SQL objects are defined to the host security repository. Users are given the required access level. The SQL object name is prefixed with the name of the database as defined in the SQL catalog. Using this convention development users can, for example, be restricted to development databases. Access to data is controlled according to an individual’s read/update authorization for each SQL object within the SQL database.
The following tasks are necessary when securing access through Adabas SQL Server:
define Adabas SQL Server protection configuration options, as described below
attach security component to Entire Service Manager (ESG)
make the necessary definitions in your SAF security system, as described below
configure an ADASAF-protected nucleus to provide SQL table security
Note:
The SQL connect statement must be utilized
by the calling application to provide User ID and
password
In addition to the configuration options described in this document and the general options described in the SAF Security Kernel documentation, the following SAFCFG options are relevant for protection of Adabas SQL Server tables:
| SAFCFG Option | Description |
|---|---|
SQNCU=0 |
Specify the number of SQL table checks to be
buffered per user, in the cache defined by
GWSIZE.
|
SQUNI=Y|N |
Whether or not to allow access to undefined tables (where the security system differentiates between undefined and disallowed resources). |
SQTBCAT=Y|N |
Determine table names from SQL catalog. You should set this to Y. |
SQCLASS=ADASEC |
Specify the name of the resource class to be used
for checking SQL tables. This name should be up to eight alphanumeric
characters and may be the same as or different from that used for database
checks (as specified by the DBCLASS parameter).
|
GWDBID=nnnnn |
Specifiy an ADASAF-protected database for which SQL table authorization is to be performed. |
The security component attached to ESG requires 32K of storage from the ESG thread.
You will need a reentrant ADALNK (created from ADALNKR in the Adabas source library). Ensure that the equates LNUINFO, LRVINFO, LEXITB, LEXITA and LXITAFP are all 0 and that SVCNR is set to your Adabas SVC number.
You must then link the Adabas SQL Server security module, NA2PESQ, using the following linkage editor control statements:
| Statement | Description |
|---|---|
INCLUDE
AAFLIB(NA2PSQ1) |
supplied ADASAF load library |
INCLUDE
CFGLIB(SAFCFG) |
your assembled SAFCFG module |
INCLUDE
ADALIB(ADALNKR) |
reentrant ADALNK |
NAME NA2PESQ |
Finally, ensure that NA2PESQ and ESQUEX5 (from the ADASAF load library) are available in one of the load libraries in ESG’s COMPLIB concatenation and that they are both named in ESG’s SYSPARM member as RESIDENTPAGE modules.

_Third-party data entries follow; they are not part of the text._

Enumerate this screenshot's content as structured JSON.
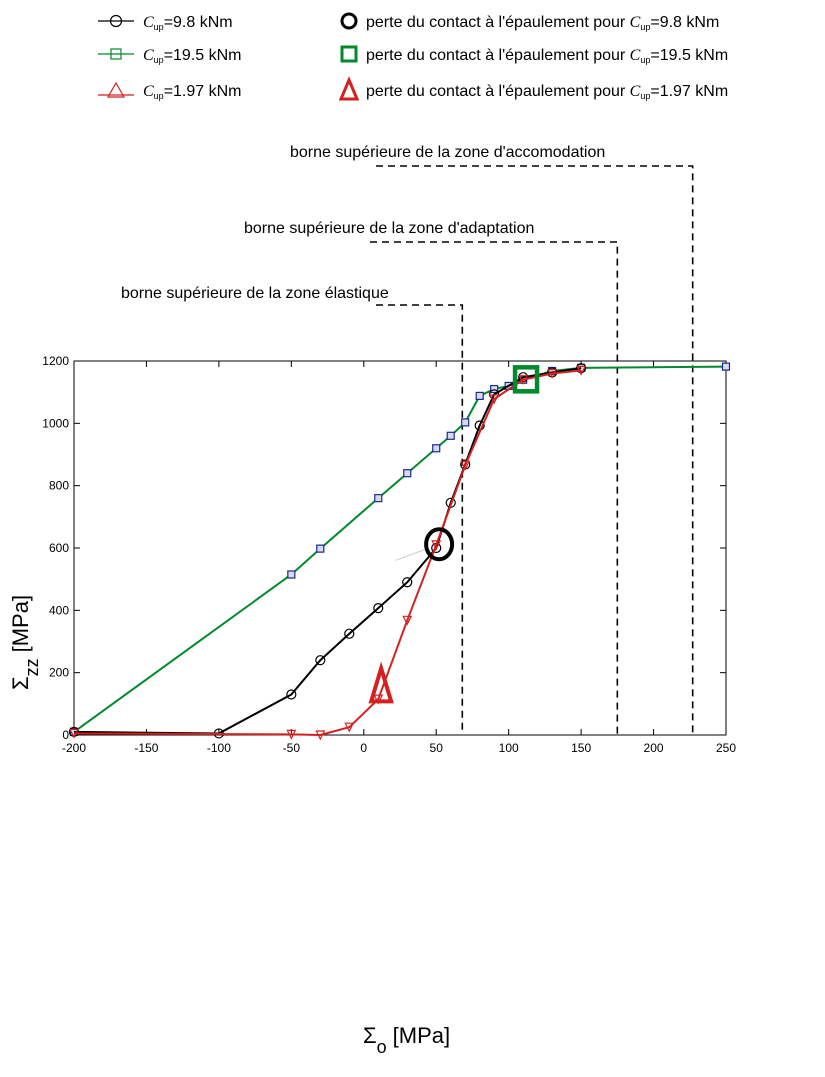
{
  "chart_data": {
    "type": "line",
    "xlabel": "Σ",
    "xlabel_sub": "o",
    "xlabel_unit": "[MPa]",
    "ylabel": "Σ",
    "ylabel_sub": "zz",
    "ylabel_unit": "[MPa]",
    "xlim": [
      -200,
      250
    ],
    "ylim": [
      0,
      1200
    ],
    "xticks": [
      "-200",
      "-150",
      "-100",
      "-50",
      "0",
      "50",
      "100",
      "150",
      "200",
      "250"
    ],
    "yticks": [
      "0",
      "200",
      "400",
      "600",
      "800",
      "1000",
      "1200"
    ],
    "grid": false,
    "legend": [
      {
        "symbol": "C",
        "sub": "up",
        "text": "=9.8 kNm",
        "marker": "circle",
        "color": "#000000"
      },
      {
        "symbol": "C",
        "sub": "up",
        "text": "=19.5 kNm",
        "marker": "square",
        "color": "#008a2e"
      },
      {
        "symbol": "C",
        "sub": "up",
        "text": "=1.97 kNm",
        "marker": "triangle",
        "color": "#d42020"
      }
    ],
    "legend_contact": [
      {
        "text": "perte du contact à l'épaulement pour ",
        "symbol": "C",
        "sub": "up",
        "value": "=9.8 kNm",
        "marker": "circle",
        "color": "#000000"
      },
      {
        "text": "perte du contact à l'épaulement pour ",
        "symbol": "C",
        "sub": "up",
        "value": "=19.5 kNm",
        "marker": "square",
        "color": "#008a2e"
      },
      {
        "text": "perte du contact à l'épaulement pour ",
        "symbol": "C",
        "sub": "up",
        "value": "=1.97 kNm",
        "marker": "triangle",
        "color": "#d42020"
      }
    ],
    "series": [
      {
        "name": "C_up=9.8 kNm",
        "color": "#000000",
        "marker": "circle",
        "x": [
          -200,
          -100,
          -50,
          -30,
          -10,
          10,
          30,
          50,
          60,
          70,
          80,
          90,
          110,
          130,
          150
        ],
        "y": [
          10,
          5,
          130,
          240,
          325,
          407,
          490,
          600,
          745,
          868,
          993,
          1093,
          1148,
          1163,
          1177
        ]
      },
      {
        "name": "C_up=19.5 kNm",
        "color": "#008a2e",
        "marker": "square",
        "x": [
          -200,
          -50,
          -30,
          10,
          30,
          50,
          60,
          70,
          80,
          90,
          100,
          110,
          130,
          150,
          250
        ],
        "y": [
          10,
          515,
          598,
          760,
          840,
          920,
          960,
          1003,
          1088,
          1110,
          1120,
          1140,
          1168,
          1178,
          1182
        ]
      },
      {
        "name": "C_up=1.97 kNm",
        "color": "#d42020",
        "marker": "triangle",
        "x": [
          -200,
          -50,
          -30,
          -10,
          10,
          30,
          50,
          70,
          90,
          110,
          130,
          150
        ],
        "y": [
          5,
          2,
          0,
          25,
          115,
          368,
          610,
          865,
          1078,
          1140,
          1160,
          1170
        ]
      }
    ],
    "contact_markers": [
      {
        "series": "C_up=9.8 kNm",
        "marker": "circle",
        "color": "#000000",
        "x": 52,
        "y": 612
      },
      {
        "series": "C_up=19.5 kNm",
        "marker": "square",
        "color": "#008a2e",
        "x": 112,
        "y": 1138
      },
      {
        "series": "C_up=1.97 kNm",
        "marker": "triangle",
        "color": "#d42020",
        "x": 12,
        "y": 140
      }
    ],
    "bounds": [
      {
        "label": "borne supérieure de la zone élastique",
        "x": 68
      },
      {
        "label": "borne supérieure de la zone d'adaptation",
        "x": 175
      },
      {
        "label": "borne supérieure de la zone d'accomodation",
        "x": 227
      }
    ]
  }
}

The nucleus specified with GWDBID must be
configured to handle SQL table authorization requests. The SQL table names
(together with their corresponding Database IDs and file numbers) must first be
extracted from the SQL catalog. This can be done using ESQBIF in a batch job,
with SYSIN similar to the following:
SELECT CAT02_TABLE_ID, CAT02_DB_NR, CAT02_FILE_NR, CAT02_SCHEMA_ID
FROM DEFINITION_SCHEMA.ESQCAT1 WHERE CAT02_TABLE_TYPE EQ ’BASE TABLE’;
Direct the output (SYSPRINT) to a dataset and allocate this dataset to DD name SEFDD1 in the JCL that executes the specified nucleus.

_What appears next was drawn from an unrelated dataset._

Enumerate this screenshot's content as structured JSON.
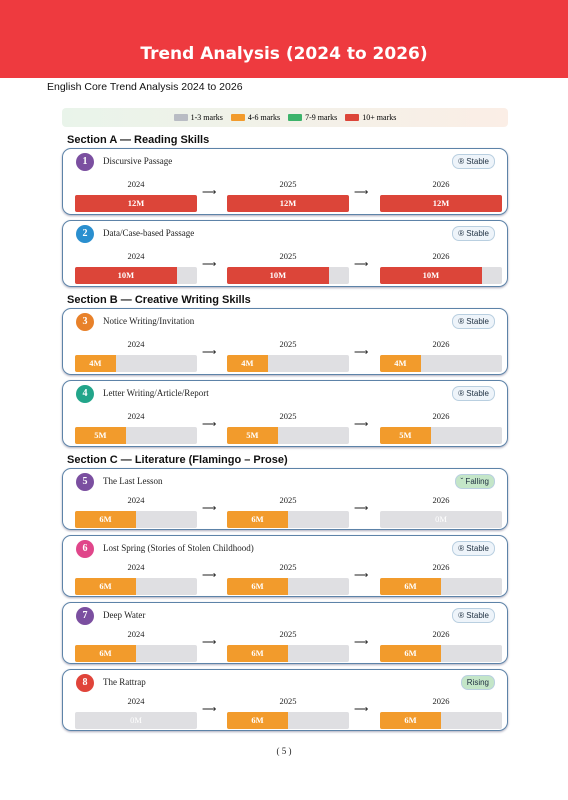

If your SQL catalog regularly changes, you can add a step to execute ESQBIF before executing the Adabas nucleus and pass the output through to the nucleus step’s SEFDD1 DD statement.
ADASAF authorizes SQL tables against the class specified for SQCLASS (default ADASEC), using resource names of the format:
Database-name.table-name
For example
ESQ1.CRUISE
Note:
ADASAF always operates in fail mode for SQL table protection.